Untuk memberikan warna, maka masing-masing LCD Panel disorot oleh warna-warna dasar yaitu Merah, Hijau dan Biru. Gabungan dari tiga warna dasar tersebut dengan intensitas cahaya yang sama akan menghasilkan warna putih.
Kombinasi warna Merah, Hijau dan Biru dengan intensitas yang berbeda-beda akan menghasilkan jutaan warna.
Karena cahaya langsung menyorot lewat LCD Panel ke layar, sedangkan LCD Panel merupakan kristal yang tidak mungkin bisa memblokir semua cahaya supaya tidak tembus ke layar, sehingga menyebabkan Contrast Ratio LCD Projector rendah.
Contrast Ratio yang rendah menyebabkan warna Hitam yang dihasilkan tidak begitu Hitam. Dalam keadaan tidak ada sinyal input, ada berkas cahaya pada layar.

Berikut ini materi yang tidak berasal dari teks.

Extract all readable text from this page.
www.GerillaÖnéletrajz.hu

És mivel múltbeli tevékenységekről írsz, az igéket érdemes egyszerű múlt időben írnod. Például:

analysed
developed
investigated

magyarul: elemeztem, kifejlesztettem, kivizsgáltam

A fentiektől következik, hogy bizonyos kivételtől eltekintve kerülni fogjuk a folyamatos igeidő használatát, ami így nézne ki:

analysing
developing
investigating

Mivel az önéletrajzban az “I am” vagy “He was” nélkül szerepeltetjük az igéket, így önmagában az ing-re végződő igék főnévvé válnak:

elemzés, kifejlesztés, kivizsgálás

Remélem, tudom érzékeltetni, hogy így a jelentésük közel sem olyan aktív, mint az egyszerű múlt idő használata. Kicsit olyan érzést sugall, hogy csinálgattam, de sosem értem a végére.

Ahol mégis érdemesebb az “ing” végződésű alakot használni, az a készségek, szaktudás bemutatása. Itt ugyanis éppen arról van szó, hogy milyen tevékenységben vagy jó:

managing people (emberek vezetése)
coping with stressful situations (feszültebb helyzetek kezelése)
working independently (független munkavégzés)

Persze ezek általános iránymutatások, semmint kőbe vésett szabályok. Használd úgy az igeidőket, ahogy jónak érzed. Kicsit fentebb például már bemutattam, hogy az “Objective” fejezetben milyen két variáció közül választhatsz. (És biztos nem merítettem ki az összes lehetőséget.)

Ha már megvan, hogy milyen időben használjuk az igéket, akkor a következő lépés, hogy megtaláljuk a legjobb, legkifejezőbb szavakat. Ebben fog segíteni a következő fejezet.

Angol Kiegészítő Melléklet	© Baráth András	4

Kelebihan:- Warna lebih matang/solid
- Cocok untuk gambar yang cerah dan berwarna-warni
- Lebih bagus untuk gambar yang bergerak cepat/motion picture
Kekurangan:- Contrast Ratio rendah
- Kurang bagus untuk gambar/tampilan yang gelap
- Air Filter harus selalu dibersihkan/maintenance rutin
DLP ProjectorDLP (Digital Light Processing) merupakan metoda tampilan yang menggunakan Chip DMD (Digital Mirror Devices) yaitu susunan cermin-cermin mikro yang pergerakan cerminnya diatur secara digital.
Gambar dihasilkan dari pantulan cahaya yang mengenai susunan cermin (DMD) yang membentuk pola gambar. Hasil pantulan cahaya yang bergambar tersebut diteruskan ke Roda Warna, lalu difokuskan ke lensa dan diproyeksikan ke layar.
Warna gambar dihasilkan oleh Roda Warna (Colour Separation Wheel), sehingga dalam satu detik saja warna gambar pada tampilan berubah-ubah ribuan kali secara berurutan yaitu : Merah, Kuning, Hijau, Cyan, Biru, Putih, Magenta.
Jadi perubahan warna begitu cepat dan tidak bisa diikuti oleh mata, sehingga kesan yang dilihat oleh mata adalah warna gambar yang sesuai dengan aslinya.
Karena warna dihasilkan oleh Roda Warna, sehingga warna yang tampak pada layar tidak solid (tipuan mata) dan tidak matang/berkilau.
Karena cahaya yang keluar ke layar adalah hasil pantulan cermin maka Contrast Ratio bisa sangat tinggi, sehingga warna Hitam bisa sangat Hitam atau lampu proyektor seperti tidak nyala kalau tidak diberi sinyal input.
Kelebihan:- Contrast Ratio tinggi
- Gambar lebih halus dan tidak Flicker
- Bagus untuk gambar/tampilan yang gelap
Kekurangan:- Warna tidak berkilau (manipulasi warna)
- Watt lampu lebih besar/lebih panas dan boros listrik
- Kurang bagus untuk gambar yang bergerak cepat.